Сколько этот орех ни раскалывай —
не отыщешь, не схватишь ядра…
И шумят под луною развалины,
пахнет маслом сандаловым, в дар
принесенным. «Как ты опечалена».
«А чего ты еще ожидал?»
«Не сердись». Мне и впрямь одиноко,
как бывает в бесплодном труде
не пророку — потомку пророка,
не планете — замерзшей звезде…
***
Когда кажется слишком жесткой кровать, и будильник сломался, или
вдруг наручные начали отставать (а раньше всегда спешили),
и не в силах помочь ни новый завод, ни замена батарейки,
а на дне кармана внезапно блеснет монеткою в три копейки
(встрепенись, нумизмат, конопатый пострел!) жалкое прошлое — бей тревогу.
Все это значит, что ты постарел, что, выражаясь строго,
виноват (и не в силах уснуть) перед Богом — Бог с ним, но и перед
самим собой — и пора навостряться в путь, в который никто не верит.
Все это значит, что мир обогнал тебя, что в озябшей сухой ладони
не аммонал, а веронал, что вряд ли улыбчивый ангел тронет
тебя за плечо в мартовской тишине ночной, чтобы в восторге
беспричинном взглянуть за окно, где привкус лимонной корки
в морозном небе, арабская вязь, и планеты бессонные, сторожевые
проповедуют липам и тополям, смеясь, искусство жизни впервые.
А еще это значит, что циферблат — не лицо, а лишь круг —
ну о чем ты подумал? — ада.
И на стрелки уставясь, переводя их назад, ни о чем его не проси. Не надо.
***
Каждое солнце — атом, но и каждое сердце — стон.
И поэтому черномраморным вечером, на излете хмеля,
наступает время, — вздрагивая, холодея, — размышлять о том,
что происходит на самом деле
после дня рождения (развеялся и погас
звон стаканов). Царь творенья, кряхтя, на четвереньках ловит
настырную крысу. То есть время фантомных зачатий, час
то незваных мучений совести, то ускользнувшей в небытие любови.
Тихо.
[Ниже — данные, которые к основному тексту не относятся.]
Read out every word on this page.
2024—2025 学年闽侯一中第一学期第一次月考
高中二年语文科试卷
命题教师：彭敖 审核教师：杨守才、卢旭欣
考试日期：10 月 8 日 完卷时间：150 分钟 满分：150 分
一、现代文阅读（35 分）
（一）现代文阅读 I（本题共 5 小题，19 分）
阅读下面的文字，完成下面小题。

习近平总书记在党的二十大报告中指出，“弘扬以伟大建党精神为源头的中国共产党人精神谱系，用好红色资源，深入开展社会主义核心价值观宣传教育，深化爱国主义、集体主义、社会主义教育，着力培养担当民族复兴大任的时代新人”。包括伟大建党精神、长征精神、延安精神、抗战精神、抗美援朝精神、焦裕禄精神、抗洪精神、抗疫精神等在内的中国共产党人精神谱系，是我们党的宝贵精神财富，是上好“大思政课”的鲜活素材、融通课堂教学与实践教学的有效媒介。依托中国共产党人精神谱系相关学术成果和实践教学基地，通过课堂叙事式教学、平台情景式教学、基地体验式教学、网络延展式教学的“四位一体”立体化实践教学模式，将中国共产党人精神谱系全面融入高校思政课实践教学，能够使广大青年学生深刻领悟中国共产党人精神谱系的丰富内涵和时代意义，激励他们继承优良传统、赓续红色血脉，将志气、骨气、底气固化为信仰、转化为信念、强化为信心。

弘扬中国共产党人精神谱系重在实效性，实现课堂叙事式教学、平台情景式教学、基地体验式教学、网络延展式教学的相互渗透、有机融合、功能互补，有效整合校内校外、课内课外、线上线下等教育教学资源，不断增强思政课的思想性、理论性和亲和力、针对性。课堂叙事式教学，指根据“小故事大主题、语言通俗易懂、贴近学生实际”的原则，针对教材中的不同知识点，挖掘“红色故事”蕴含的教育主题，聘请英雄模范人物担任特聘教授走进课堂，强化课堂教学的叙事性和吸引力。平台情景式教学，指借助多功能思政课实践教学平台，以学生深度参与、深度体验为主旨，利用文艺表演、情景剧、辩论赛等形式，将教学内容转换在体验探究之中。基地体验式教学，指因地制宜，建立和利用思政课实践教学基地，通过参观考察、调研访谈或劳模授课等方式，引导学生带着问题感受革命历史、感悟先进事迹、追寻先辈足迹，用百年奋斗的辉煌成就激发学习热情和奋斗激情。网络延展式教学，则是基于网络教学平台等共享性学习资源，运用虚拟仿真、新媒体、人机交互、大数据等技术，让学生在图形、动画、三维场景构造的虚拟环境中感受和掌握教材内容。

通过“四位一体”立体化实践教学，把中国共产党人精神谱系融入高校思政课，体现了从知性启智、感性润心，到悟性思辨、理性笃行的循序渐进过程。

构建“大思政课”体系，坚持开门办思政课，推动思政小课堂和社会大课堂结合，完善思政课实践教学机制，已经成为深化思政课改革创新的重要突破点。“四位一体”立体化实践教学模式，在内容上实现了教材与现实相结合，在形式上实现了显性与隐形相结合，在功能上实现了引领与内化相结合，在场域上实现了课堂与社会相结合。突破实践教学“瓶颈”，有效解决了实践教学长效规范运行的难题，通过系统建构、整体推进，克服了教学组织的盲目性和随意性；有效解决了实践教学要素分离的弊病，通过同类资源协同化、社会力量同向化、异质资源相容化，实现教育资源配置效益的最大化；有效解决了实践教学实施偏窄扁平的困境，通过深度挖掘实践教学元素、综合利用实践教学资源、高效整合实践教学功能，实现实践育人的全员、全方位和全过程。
Только полено сосновое в печке взрывается и трещит.
Хорошо говорить с огнем — вероятно, честнее этого друга
не бывает. Что с тобою, провидец? Зачем твой сыромятный щит
с головой Горгоны отброшен в паучий угол?
Наступает время сбора камней, из которых я каждый взвешу,
время замеса глины для табличек, каждая из которых могла бы
рассказать, как Энкиду, прикасаясь к руке Гильгамеша,
рыдал: «Не рубил я горного кедра, не умертвлял я Хумбабу»,
время вступать в неосвященный храм, где — недостойны, случайны —
сумерки жизни плещут неявным пламенем (а шторы давно закрыты),
исполненным нечитаемой и заиндевевшей тайны,
как грошовый брелок для ключей из письменного гранита.
***
Когда зима, что мироносица,
над потемневшею рекою
склонясь, очки на переносице
поправит мертвою рукою,
и зашатается, как пьяница
заблудший по дороге к дому,
и улыбнется, и приглянется
самоубийце молодому —
оглядываясь на заколоченный
очаг, на чаек взлет отчаянный,
чем ты живешь, мой друг отсроченный,
что шепчешь женщине печальной?
То восклицаешь «Что я делаю!»,
то чушь восторженную мелешь —
и вдруг целуешь землю белую,
и вздрагиваешь, и немеешь,
припомнив время обреченное,
несущееся по спирали,
когда носили вдовы черное
и к небу руки простирали
***
Так вездесущая моль расплодилась, что и вентилятор не нужен,
Так беспокойная жизнь затянулась, что и ее говорок усталый
стал неразборчив, сбивчив, словно ссора меж незадачливым мужем
и удрученной женою. Разрастаются в небесах кристаллы
окаменевшей и океанской. К концу десятого месяца
римского года, когда католики празднуют рождество
Искупителя, где-то в Заволжье по степным дорогам носится, бесится
бесприютная вьюга, и за восемь шагов не различишь ничего,
и ничего не захватишь, не увезешь с собою, кроме замерзших болотных
огоньков, кроме льда, без зазоров покрывающего бесплотные своды
воображаемой тверди, кроме хрупкой любви. Всякое слово — отдых
и отдушина. Где-то в метели трудится, то есть молчит, белобородый
Санта-Клаус, детский, незлой человек, для порядка похлестывая говорящего
северного оленя, только не знаю, звенит ли под расписной дугой
серебряный колокольчик, потому что он разбудил бы зимующих ящериц
и земноводных, да и утомленных елкою сорванцов-баптистов. Другой
бы на его месте… «Прочитай молитву». «В царство степного волка
и безрассудной метели возьми меня». Вмерз ли ночной паром
в береговой припай? Снежная моль за окном ищет шерсти и шелка,
перед тем, как растаять, просверкав под уличным фонарем.